BASCAP provided its views in response to the New Zealand Ministry of Health’s public consultation on a proposal to introduce laws requiring plain packaging of tobacco products. BASCAP’s views concentrated on the extenuating negative impacts of plain packaging on intellectual property (IP) rights, counterfeiting and the risks to other industries from such a precedent-setting intervention by the government into IP rights.
BASCAP is concerned that plain packaging effectively eliminates the use of trademarks, making it easier for counterfeiters to distribute fake products and more difficult for brand owners and law enforcement officers to take action against such activity. Plain packaging undermines companies’ ability to develop products and services that will bring financial rewards for their work without risk of theft, and at the same time robs consumers of the protection of trademarks. BASCAP cautioned that taking this step against one industry creates a dangerous precedent for other sectors.
“The ability of brand owners to market their product in unique and easily identifiable ways is fundamental to the protection of IP rights in developed societies,” Mr Hardy said. “Trademarks are legal property rights and serve these important functions in the market for all branded goods. Removing one industry’s ability to use its IP rights is government expropriation of private property and opens the door to extend this violation to other industries and other brand owners.”

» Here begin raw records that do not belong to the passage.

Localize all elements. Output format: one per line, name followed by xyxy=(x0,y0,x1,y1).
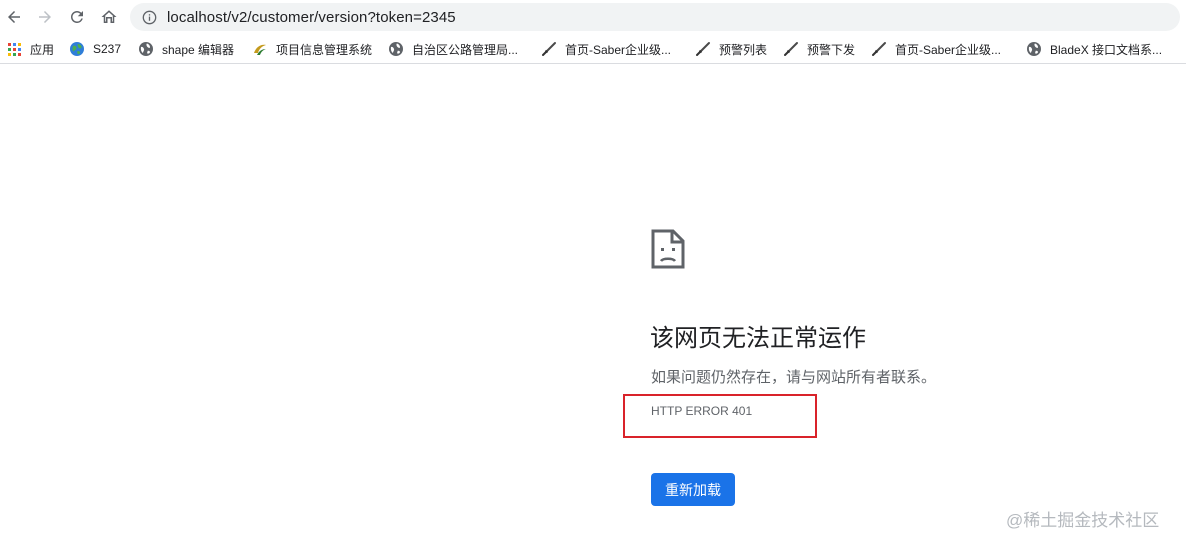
globe-icon xyxy=(1026,41,1042,57)
bookmark-bladex-docs[interactable]: BladeX 接口文档系... xyxy=(1026,39,1162,59)
sword-icon xyxy=(871,41,887,57)
bookmark-label: shape 编辑器 xyxy=(162,42,235,57)
globe-icon xyxy=(388,41,404,57)
bookmark-label: 预警下发 xyxy=(807,42,856,57)
globe-earth-icon xyxy=(69,41,85,57)
bookmark-alert-issue[interactable]: 预警下发 xyxy=(783,39,855,59)
annotation-highlight-box xyxy=(623,394,817,438)
bookmark-label: 应用 xyxy=(30,42,55,57)
bookmark-project-system[interactable]: 项目信息管理系统 xyxy=(252,39,372,59)
sword-icon xyxy=(695,41,711,57)
bookmarks-bar: 应用 S237 shape 编辑器 项目信息管理系统 自治区公路管理局... 首… xyxy=(0,34,1186,64)
address-bar[interactable]: localhost/v2/customer/version?token=2345 xyxy=(130,3,1180,31)
refresh-icon xyxy=(71,10,83,23)
back-button[interactable] xyxy=(2,5,26,29)
reload-page-button[interactable] xyxy=(65,5,89,29)
sad-page-icon xyxy=(650,228,686,270)
bookmark-label: 项目信息管理系统 xyxy=(276,42,373,57)
error-title: 该网页无法正常运作 xyxy=(650,325,866,352)
bookmark-saber-home-1[interactable]: 首页-Saber企业级... xyxy=(541,39,671,59)
bookmark-highway-bureau[interactable]: 自治区公路管理局... xyxy=(388,39,518,59)
browser-toolbar: localhost/v2/customer/version?token=2345 xyxy=(0,0,1186,34)
url-text: localhost/v2/customer/version?token=2345 xyxy=(167,8,456,26)
bookmark-shape-editor[interactable]: shape 编辑器 xyxy=(138,39,234,59)
sword-icon xyxy=(783,41,799,57)
bookmark-label: BladeX 接口文档系... xyxy=(1050,42,1163,57)
bookmark-label: 预警列表 xyxy=(719,42,768,57)
watermark: @稀土掘金技术社区 xyxy=(1006,511,1160,530)
arrow-left-icon xyxy=(8,11,20,23)
bookmark-label: 自治区公路管理局... xyxy=(412,42,519,57)
bookmark-label: 首页-Saber企业级... xyxy=(895,42,1002,57)
info-icon[interactable] xyxy=(141,9,157,25)
home-button[interactable] xyxy=(97,5,121,29)
forward-button[interactable] xyxy=(33,5,57,29)
sword-icon xyxy=(541,41,557,57)
bookmark-label: S237 xyxy=(93,42,122,56)
bookmark-s237[interactable]: S237 xyxy=(69,39,121,59)
apps-grid-icon xyxy=(6,41,22,57)
bookmark-label: 首页-Saber企业级... xyxy=(565,42,672,57)
arrow-right-icon xyxy=(39,11,51,23)
globe-icon xyxy=(138,41,154,57)
bookmark-saber-home-2[interactable]: 首页-Saber企业级... xyxy=(871,39,1001,59)
bookmark-alert-list[interactable]: 预警列表 xyxy=(695,39,767,59)
home-icon xyxy=(101,10,117,23)
bookmark-apps[interactable]: 应用 xyxy=(6,39,54,59)
reload-button[interactable]: 重新加载 xyxy=(651,473,735,506)
error-description: 如果问题仍然存在，请与网站所有者联系。 xyxy=(651,369,937,386)
project-logo-icon xyxy=(252,41,268,57)
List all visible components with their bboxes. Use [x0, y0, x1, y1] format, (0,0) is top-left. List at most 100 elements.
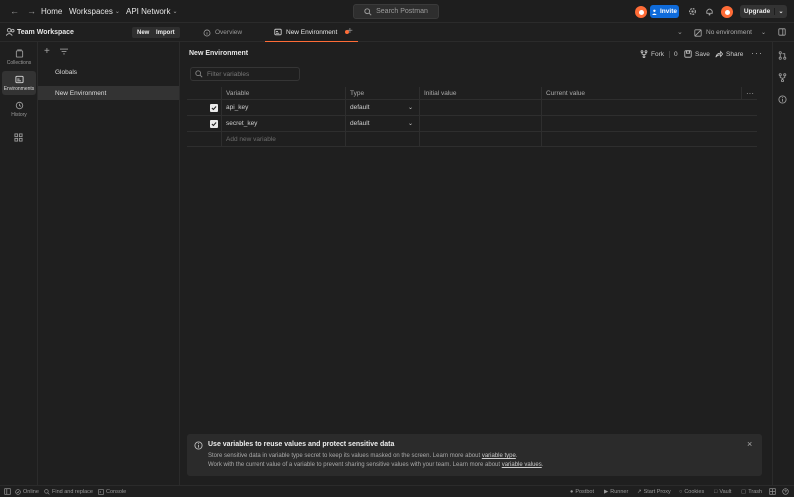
empty-initial-cell — [419, 132, 541, 146]
tab-overflow-chevron-icon[interactable]: ⌄ — [677, 28, 683, 36]
fork-icon[interactable] — [778, 73, 787, 82]
chevron-down-icon: ⌄ — [407, 121, 413, 127]
status-cookies[interactable]: ○ Cookies — [679, 486, 704, 497]
filter-variables-input[interactable]: Filter variables — [190, 67, 300, 81]
add-icon[interactable]: + — [44, 46, 50, 57]
notification-bell-icon[interactable] — [705, 7, 714, 16]
rail-item-collections[interactable]: Collections — [2, 45, 36, 69]
help-icon[interactable] — [782, 488, 789, 495]
checkmark-icon — [211, 105, 217, 110]
status-console[interactable]: Console — [98, 486, 126, 497]
top-bar: ← → Home Workspaces ⌄ API Network ⌄ Search… — [0, 0, 794, 23]
type-select[interactable]: default ⌄ — [345, 116, 419, 131]
column-header-current-value: Current value — [541, 87, 741, 99]
column-header-variable: Variable — [221, 87, 345, 99]
runner-icon: ▶ — [604, 488, 609, 495]
more-options-icon[interactable]: ··· — [751, 48, 763, 58]
toggle-sidebar-icon[interactable] — [4, 488, 11, 495]
left-rail: Collections Environments History — [0, 42, 38, 485]
chevron-down-icon[interactable]: ⌄ — [775, 8, 787, 15]
current-value-cell[interactable] — [541, 100, 741, 115]
configure-workbench-icon[interactable] — [14, 133, 23, 142]
status-find-replace[interactable]: Find and replace — [44, 486, 93, 497]
back-arrow-icon[interactable]: ← — [10, 6, 19, 16]
status-online[interactable]: Online — [15, 486, 39, 497]
status-runner[interactable]: ▶ Runner — [604, 486, 628, 497]
chevron-down-icon: ⌄ — [407, 105, 413, 111]
avatar[interactable] — [721, 6, 733, 18]
environment-quick-look-icon[interactable] — [778, 28, 786, 36]
rail-label-environments: Environments — [3, 85, 35, 92]
sidebar-item-globals[interactable]: Globals — [38, 65, 179, 79]
share-button[interactable]: Share — [715, 50, 743, 58]
environment-title[interactable]: New Environment — [189, 50, 248, 57]
workspace-name[interactable]: Team Workspace — [17, 29, 74, 36]
search-bar[interactable]: Search Postman — [353, 4, 439, 19]
filter-icon[interactable] — [60, 48, 68, 55]
status-postbot[interactable]: ● Postbot — [570, 486, 594, 497]
type-select-value: default — [350, 120, 370, 127]
trash-icon: ▢ — [741, 488, 747, 495]
tab-overview[interactable]: Overview — [203, 23, 242, 42]
close-icon[interactable]: × — [747, 439, 752, 449]
banner-line-2-text: Work with the current value of a variabl… — [208, 462, 502, 468]
variable-type-link[interactable]: variable type — [482, 453, 516, 459]
variable-name-cell[interactable]: secret_key — [221, 116, 345, 131]
sidebar-item-label: Globals — [55, 68, 78, 76]
row-checkbox-cell — [187, 100, 221, 115]
fork-label: Fork — [651, 50, 664, 58]
fork-button[interactable]: Fork 0 — [640, 50, 678, 58]
banner-line-2: Work with the current value of a variabl… — [208, 462, 544, 468]
empty-type-cell — [345, 132, 419, 146]
layout-grid-icon[interactable] — [769, 488, 776, 495]
settings-gear-icon[interactable] — [688, 7, 697, 16]
info-icon[interactable] — [778, 95, 787, 104]
environment-selector-label: No environment — [706, 29, 752, 36]
sidebar-item-new-environment[interactable]: New Environment — [38, 86, 179, 100]
rail-item-history[interactable]: History — [2, 97, 36, 121]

The BASCAP submission also held that plain packaging would have a negative impact on competitiveness, as well as exacerbate an increase in illicit trade – draining the New Zealand economy of growth, jobs and tax revenues.
“At a time when industries across New Zealand are struggling to improve competitiveness and create jobs, the last thing they need is for the government to tamper with the fundamental IP right of product differentiation through trademarks and packaging. Over the long term, such interference could result in damage to New Zealand competitiveness and jobs,” Mr Hardy said.
BASCAP noted that the new law would undermine the ability of consumers to make informed purchasing decisions.
“While BASCAP supports the Ministry’s objectives to improve health, New Zealand and governments around the world must guard against intrusive lifestyle regulation, especially when new laws are not based on any evidence that the regulation will impact consumer behaviour.” Mr Hardy said.
Plain packaging suppresses the freedom of communication between manufacturers and consumers. It also limits the ability of consumers to exercise choice and removes an important tool for consumer recourse and accountability for poor product performance, quality and other concerns.
BASCAP called on public authorities to avoid implementing policies that would weaken the objective and purpose of current initiatives undertaken to fight against counterfeit and illicit products, or that would otherwise directly or indirectly undermine the protection or enforcement of IP rights. New Zealand’s Intellectual Property Office has been a leading voice in support of IP and rules-based commerce.